Prof. Jerry Feldman in his office at University of
California Berkeley in November 2006

In his book, Feldman discusses, among other things, embodied language, neural computing, and computational modeling. He continues to explore learning concrete words, spatial relation words, action words, and further understanding stories. Feldman concludes that even though cognitive science can not yet address all mysteries of the mind, an enormous amount has been achieved and the outlook for continuing progress is excellent.
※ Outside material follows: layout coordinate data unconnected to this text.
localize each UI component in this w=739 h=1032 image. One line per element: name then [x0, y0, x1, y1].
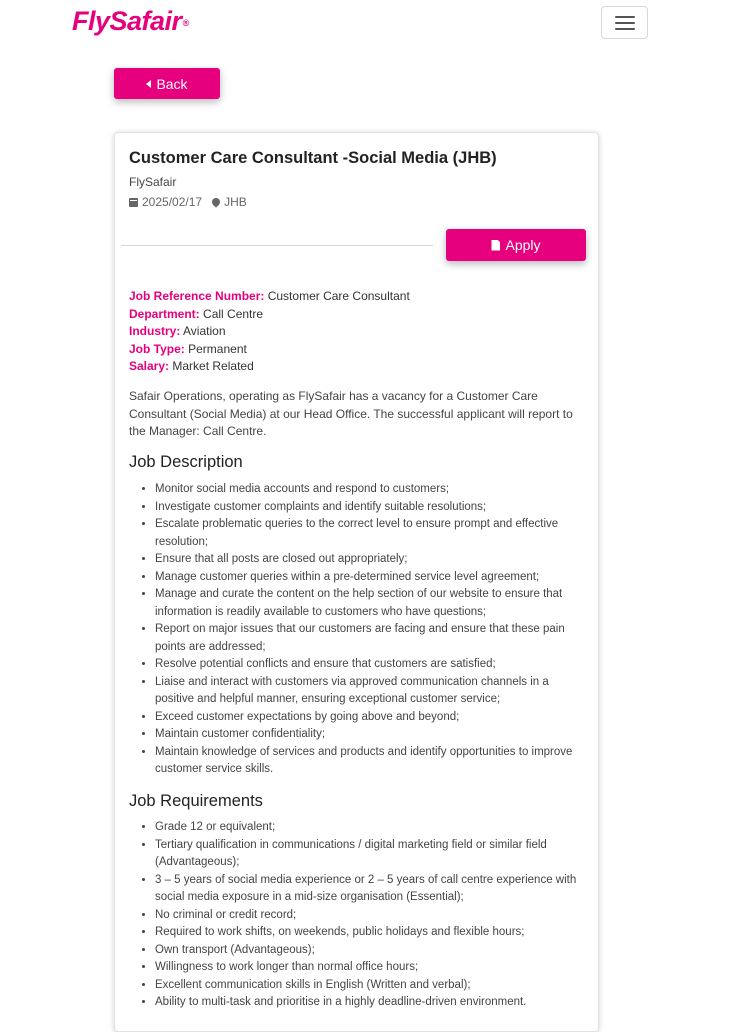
job-meta [129, 195, 247, 209]
detail-label: Salary: [129, 359, 170, 373]
detail-job-type [129, 341, 410, 359]
list-item: • Own transport (Advantageous); [155, 942, 589, 960]
job-requirements-heading: Job Requirements [129, 792, 263, 810]
detail-value: Customer Care Consultant [267, 289, 410, 303]
job-title: Customer Care Consultant -Social Media (JHB) [129, 149, 497, 167]
list-item: • Manage and curate the content on the help section of our website to ensure that information is readily available to customers who have questions; [155, 586, 589, 621]
job-location: JHB [224, 195, 247, 209]
calendar-icon [129, 198, 138, 207]
apply-button[interactable] [446, 229, 586, 261]
detail-value: Market Related [172, 359, 254, 373]
job-description-list [129, 481, 589, 779]
company-name: FlySafair [129, 175, 177, 189]
list-item: • Maintain customer confidentiality; [155, 726, 589, 744]
detail-label: Job Type: [129, 341, 185, 356]
list-item: • 3 – 5 years of social media experience or 2 – 5 years of call centre experience with social media exposure in a mid-size organisation (Essential); [155, 872, 589, 907]
back-button-label: Back [156, 75, 188, 92]
map-marker-icon [210, 196, 221, 207]
list-item: • Exceed customer expectations by going above and beyond; [155, 709, 589, 727]
flysafair-logo[interactable] [72, 4, 189, 38]
list-item: • Monitor social media accounts and respond to customers; [155, 481, 589, 499]
logo-text: FlySafair [72, 6, 182, 36]
list-item: • Maintain knowledge of services and products and identify opportunities to improve customer service skills. [155, 744, 589, 779]
job-requirements-list [129, 819, 589, 1012]
list-item: • Ability to multi-task and prioritise in a highly deadline-driven environment. [155, 994, 589, 1012]
detail-salary [129, 358, 410, 376]
list-item: • Resolve potential conflicts and ensure that customers are satisfied; [155, 656, 589, 674]
detail-industry [129, 323, 410, 341]
list-item: • Tertiary qualification in communications / digital marketing field or similar field (Advantageous); [155, 837, 589, 872]
list-item: • Liaise and interact with customers via approved communication channels in a positive and helpful manner, ensuring exceptional customer service; [155, 674, 589, 709]
detail-value: Aviation [183, 324, 226, 338]
job-description-heading: Job Description [129, 453, 243, 471]
posted-date: 2025/02/17 [142, 195, 203, 209]
detail-label: Job Reference Number: [129, 289, 265, 303]
top-navbar [0, 0, 739, 46]
apply-button-label: Apply [505, 237, 541, 253]
list-item: • Excellent communication skills in English (Written and verbal); [155, 977, 589, 995]
list-item: • Required to work shifts, on weekends, public holidays and flexible hours; [155, 924, 589, 942]
list-item: • Manage customer queries within a pre-determined service level agreement; [155, 569, 589, 587]
caret-left-icon [146, 80, 151, 88]
detail-value: Call Centre [203, 306, 264, 321]
detail-reference [129, 288, 410, 306]
list-item: • Escalate problematic queries to the correct level to ensure prompt and effective resolution; [155, 516, 589, 551]
list-item: • Grade 12 or equivalent; [155, 819, 589, 837]
menu-toggle-button[interactable] [601, 6, 648, 39]
registered-mark: ® [182, 18, 189, 28]
detail-value: Permanent [188, 341, 247, 356]
detail-label: Department: [129, 306, 200, 321]
list-item: • Investigate customer complaints and identify suitable resolutions; [155, 499, 589, 517]
job-intro: Safair Operations, operating as FlySafair has a vacancy for a Customer Care Consultant (Social Media) at our Head Office. The successful applicant will report to the Manager: Call Centre. [129, 389, 573, 438]
back-button[interactable] [114, 68, 220, 99]
list-item: • No criminal or credit record; [155, 907, 589, 925]
divider [121, 245, 433, 246]
list-item: • Ensure that all posts are closed out appropriately; [155, 551, 589, 569]
detail-label: Industry: [129, 324, 181, 338]
list-item: • Report on major issues that our customers are facing and ensure that these pain points are addressed; [155, 621, 589, 656]
job-details [129, 288, 410, 376]
job-card [114, 132, 599, 1032]
detail-department [129, 306, 410, 324]
list-item: • Willingness to work longer than normal office hours; [155, 959, 589, 977]
file-icon [491, 240, 500, 251]
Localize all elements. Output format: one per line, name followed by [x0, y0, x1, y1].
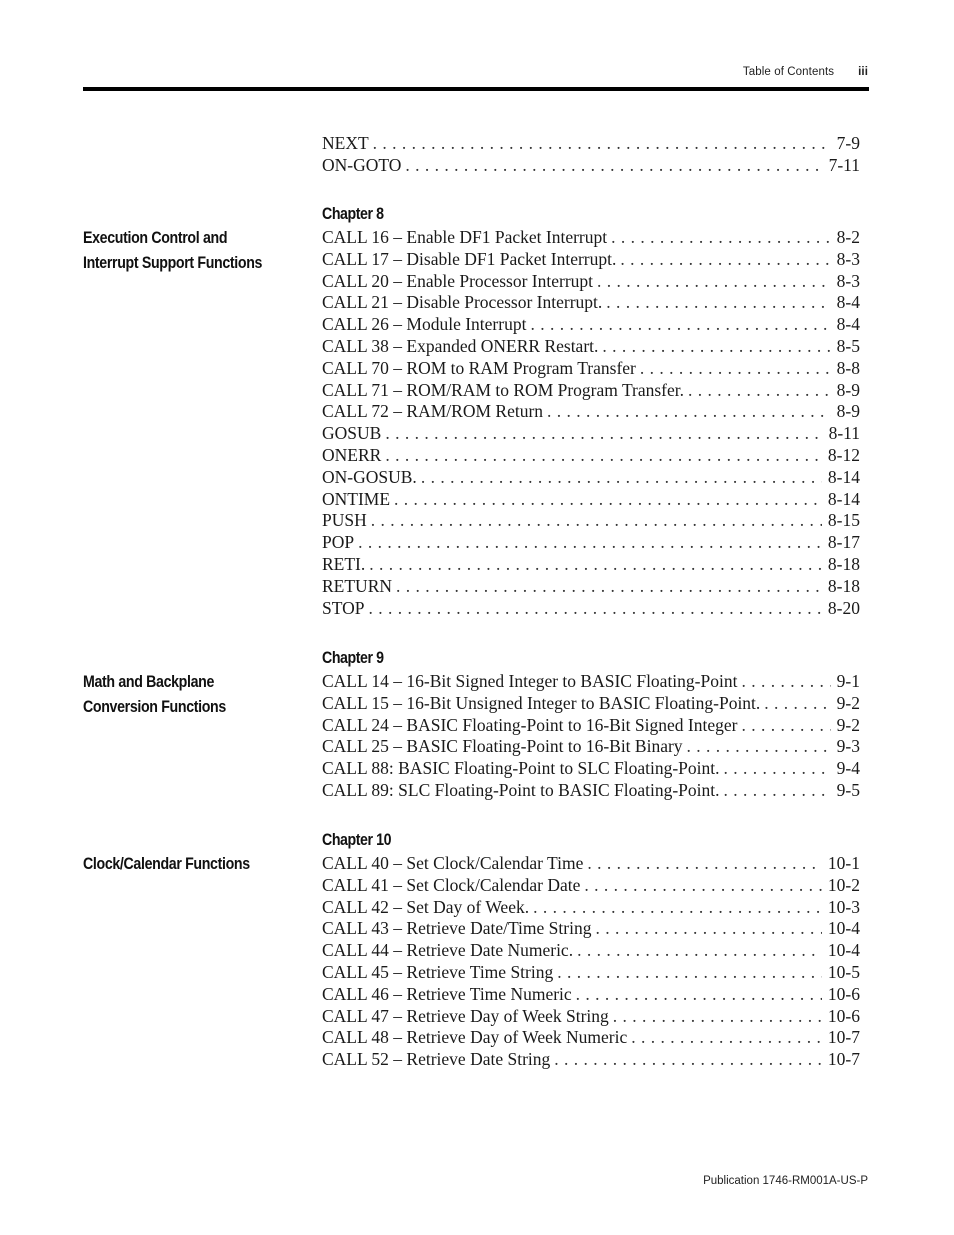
toc-leader — [595, 918, 821, 940]
toc-leader — [373, 133, 831, 155]
toc-entry[interactable] — [322, 314, 860, 336]
toc-entry-title: CALL 21 – Disable Processor Interrupt. — [322, 292, 603, 313]
toc-entry[interactable] — [322, 780, 860, 802]
toc-entry-title: CALL 25 – BASIC Floating-Point to 16-Bit Binary — [322, 736, 683, 757]
toc-leader — [576, 984, 822, 1006]
toc-entry[interactable] — [322, 155, 860, 177]
header-rule — [83, 87, 869, 91]
toc-entry[interactable] — [322, 489, 860, 511]
toc-leader — [741, 671, 830, 693]
toc-entry-page: 9-3 — [836, 736, 860, 757]
chapter-9-group — [322, 646, 860, 802]
chapter-heading: Chapter 10 — [322, 831, 392, 849]
toc-entry-page: 8-18 — [827, 575, 860, 596]
toc-entry[interactable] — [322, 336, 860, 358]
toc-entry[interactable] — [322, 984, 860, 1006]
toc-entry-page: 10-1 — [827, 853, 860, 873]
toc-leader — [587, 853, 822, 875]
toc-leader — [602, 336, 830, 358]
toc-entry[interactable] — [322, 1027, 860, 1049]
toc-entry[interactable] — [322, 467, 860, 489]
toc-entry-title: CALL 42 – Set Day of Week. — [322, 896, 530, 917]
toc-entry-title: CALL 89: SLC Floating-Point to BASIC Floating-Point. — [322, 779, 720, 800]
toc-leader — [554, 1049, 822, 1071]
toc-leader — [368, 598, 821, 620]
toc-entry-page: 8-9 — [836, 379, 860, 400]
toc-entry-page: 8-3 — [836, 270, 860, 291]
toc-leader — [421, 467, 822, 489]
toc-entry[interactable] — [322, 510, 860, 532]
toc-entry-title: NEXT — [322, 133, 369, 153]
toc-entry-page: 10-6 — [827, 1005, 860, 1026]
toc-leader — [369, 554, 822, 576]
toc-entry[interactable] — [322, 532, 860, 554]
toc-leader — [371, 510, 822, 532]
toc-entry[interactable] — [322, 576, 860, 598]
toc-entry-title: CALL 41 – Set Clock/Calendar Date — [322, 874, 581, 895]
toc-entry-page: 10-7 — [827, 1049, 860, 1070]
toc-entry-title: CALL 24 – BASIC Floating-Point to 16-Bit Signed Integer — [322, 714, 738, 735]
toc-entry-page: 8-14 — [827, 488, 860, 509]
running-header — [743, 66, 868, 78]
side-title-line: Clock/Calendar Functions — [83, 855, 250, 873]
header-page-number: iii — [858, 66, 868, 78]
toc-leader — [385, 445, 822, 467]
toc-entry[interactable] — [322, 292, 860, 314]
toc-entry-title: CALL 38 – Expanded ONERR Restart. — [322, 335, 599, 356]
toc-leader — [405, 155, 822, 177]
side-title-line: Conversion Functions — [83, 698, 226, 716]
toc-entry-page: 8-4 — [836, 314, 860, 335]
toc-entry-title: CALL 44 – Retrieve Date Numeric. — [322, 940, 574, 961]
toc-entry[interactable] — [322, 693, 860, 715]
toc-leader — [557, 962, 822, 984]
toc-leader — [741, 715, 830, 737]
toc-leader — [394, 489, 822, 511]
toc-entry[interactable] — [322, 875, 860, 897]
toc-entry-page: 8-9 — [836, 401, 860, 422]
header-section-title: Table of Contents — [742, 66, 835, 78]
toc-entry-title: CALL 52 – Retrieve Date String — [322, 1049, 551, 1070]
toc-entry[interactable] — [322, 133, 860, 155]
toc-leader — [584, 875, 822, 897]
toc-entry-title: CALL 48 – Retrieve Day of Week Numeric — [322, 1027, 628, 1048]
toc-leader — [724, 758, 831, 780]
toc-leader — [611, 227, 831, 249]
toc-entry[interactable] — [322, 758, 860, 780]
toc-entry-title: CALL 26 – Module Interrupt — [322, 314, 527, 335]
toc-leader — [688, 380, 831, 402]
toc-entry[interactable] — [322, 736, 860, 758]
toc-entry[interactable] — [322, 423, 860, 445]
toc-entry-page: 8-20 — [827, 597, 860, 618]
toc-entry-page: 10-4 — [827, 940, 860, 961]
toc-leader — [385, 423, 822, 445]
chapter-heading: Chapter 9 — [322, 649, 384, 667]
toc-leader — [640, 358, 831, 380]
toc-entry-page: 9-2 — [836, 692, 860, 713]
toc-entry-page: 10-6 — [827, 983, 860, 1004]
toc-entry-page: 8-2 — [836, 227, 860, 247]
toc-entry-page: 8-3 — [836, 248, 860, 269]
toc-entry-title: CALL 43 – Retrieve Date/Time String — [322, 918, 592, 939]
toc-entry[interactable] — [322, 853, 860, 875]
toc-entry-title: ONTIME — [322, 488, 391, 509]
toc-entry-title: CALL 40 – Set Clock/Calendar Time — [322, 853, 584, 873]
toc-leader — [530, 314, 830, 336]
toc-entry[interactable] — [322, 897, 860, 919]
chapter-8-side-title — [83, 226, 281, 276]
toc-entry-page: 8-4 — [836, 292, 860, 313]
toc-entry-page: 9-1 — [836, 671, 860, 691]
toc-entry-page: 9-5 — [836, 779, 860, 800]
chapter-heading: Chapter 8 — [322, 205, 384, 223]
toc-entry-page: 10-7 — [827, 1027, 860, 1048]
toc-leader — [547, 401, 831, 423]
toc-entry-page: 9-2 — [836, 714, 860, 735]
toc-entry-page: 8-18 — [827, 553, 860, 574]
toc-entry-page: 8-8 — [836, 357, 860, 378]
toc-entry-title: ONERR — [322, 444, 382, 465]
toc-entry[interactable] — [322, 940, 860, 962]
toc-entry-title: CALL 16 – Enable DF1 Packet Interrupt — [322, 227, 608, 247]
toc-entry-page: 10-2 — [827, 874, 860, 895]
toc-entry-title: CALL 45 – Retrieve Time String — [322, 961, 554, 982]
toc-entry-title: CALL 46 – Retrieve Time Numeric — [322, 983, 572, 1004]
toc-leader — [724, 780, 831, 802]
side-title-line: Execution Control and — [83, 229, 228, 247]
toc-continued-group — [322, 133, 860, 177]
chapter-10-group — [322, 828, 860, 1071]
toc-entry-title: POP — [322, 532, 355, 553]
toc-entry[interactable] — [322, 249, 860, 271]
toc-leader — [577, 940, 822, 962]
toc-entry-title: ON-GOTO — [322, 154, 402, 175]
toc-leader — [687, 736, 831, 758]
toc-entry-title: ON-GOSUB. — [322, 466, 417, 487]
toc-entry-title: RETI. — [322, 553, 366, 574]
toc-entry[interactable] — [322, 401, 860, 423]
toc-entry[interactable] — [322, 671, 860, 693]
toc-entry-title: CALL 70 – ROM to RAM Program Transfer — [322, 357, 636, 378]
toc-entry-page: 8-14 — [827, 466, 860, 487]
toc-entry-title: RETURN — [322, 575, 392, 596]
toc-leader — [533, 897, 822, 919]
chapter-9-side-title — [83, 670, 281, 720]
chapter-8-group — [322, 202, 860, 619]
toc-entry-page: 8-17 — [827, 532, 860, 553]
toc-entry-title: CALL 71 – ROM/RAM to ROM Program Transfer. — [322, 379, 685, 400]
toc-leader — [358, 532, 822, 554]
toc-entry-title: CALL 47 – Retrieve Day of Week String — [322, 1005, 609, 1026]
toc-entry[interactable] — [322, 227, 860, 249]
toc-entry-title: GOSUB — [322, 423, 382, 444]
chapter-10-side-title — [83, 852, 281, 877]
toc-entry[interactable] — [322, 445, 860, 467]
toc-leader — [597, 271, 831, 293]
toc-entry-title: PUSH — [322, 510, 367, 531]
toc-entry-title: CALL 20 – Enable Processor Interrupt — [322, 270, 594, 291]
toc-entry[interactable] — [322, 918, 860, 940]
toc-entry-title: CALL 15 – 16-Bit Unsigned Integer to BASIC Floating-Point. — [322, 692, 761, 713]
toc-entry[interactable] — [322, 715, 860, 737]
toc-leader — [613, 1006, 822, 1028]
toc-entry-page: 7-11 — [828, 154, 860, 175]
side-title-line: Math and Backplane — [83, 673, 215, 691]
toc-entry[interactable] — [322, 271, 860, 293]
toc-entry[interactable] — [322, 554, 860, 576]
toc-entry-page: 7-9 — [836, 133, 860, 153]
toc-entry-page: 8-11 — [828, 423, 860, 444]
toc-entry[interactable] — [322, 1006, 860, 1028]
toc-entry-page: 8-15 — [827, 510, 860, 531]
toc-entry[interactable] — [322, 1049, 860, 1071]
toc-entry[interactable] — [322, 358, 860, 380]
toc-leader — [620, 249, 830, 271]
toc-entry-title: CALL 17 – Disable DF1 Packet Interrupt. — [322, 248, 617, 269]
toc-entry-page: 9-4 — [836, 758, 860, 779]
toc-entry-page: 10-4 — [827, 918, 860, 939]
toc-entry-title: CALL 88: BASIC Floating-Point to SLC Floating-Point. — [322, 758, 720, 779]
toc-leader — [396, 576, 822, 598]
toc-entry-page: 10-3 — [827, 896, 860, 917]
toc-entry-title: STOP — [322, 597, 365, 618]
toc-leader — [631, 1027, 822, 1049]
toc-entry-title: CALL 14 – 16-Bit Signed Integer to BASIC Floating-Point — [322, 671, 738, 691]
side-title-line: Interrupt Support Functions — [83, 254, 263, 272]
toc-entry[interactable] — [322, 598, 860, 620]
toc-leader — [764, 693, 830, 715]
toc-leader — [606, 292, 830, 314]
toc-entry-title: CALL 72 – RAM/ROM Return — [322, 401, 544, 422]
toc-entry-page: 8-5 — [836, 335, 860, 356]
toc-entry[interactable] — [322, 962, 860, 984]
publication-footer: Publication 1746-RM001A-US-P — [703, 1175, 868, 1187]
toc-entry-page: 8-12 — [827, 444, 860, 465]
toc-entry-page: 10-5 — [827, 961, 860, 982]
toc-entry[interactable] — [322, 380, 860, 402]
The years of research has made him confident to even state "I have been able to assemble a picture of language and thought that must be right in its essentials."

Feldman leaves, though, some questions open. As remaining mysteries he mentions the origins of language, and the nature of subjective experience. Interestingly enough, Gärdenfors has touched upon the question of the origins of language in his research and has authored a book called "How Homo Became Sapiens: On the Evolution of Thinking". The nature of subjective experience is an issue that has multiple facets. Personally, I have approached it from the point of view of subjectivity and intersubjectivity of understanding language.

Jerry Feldman visiting our lab at Helsinki University of Technology in June 2006,
with Mathias Creutz, Jouko Salo (Tekes) and Janne Hukkinen.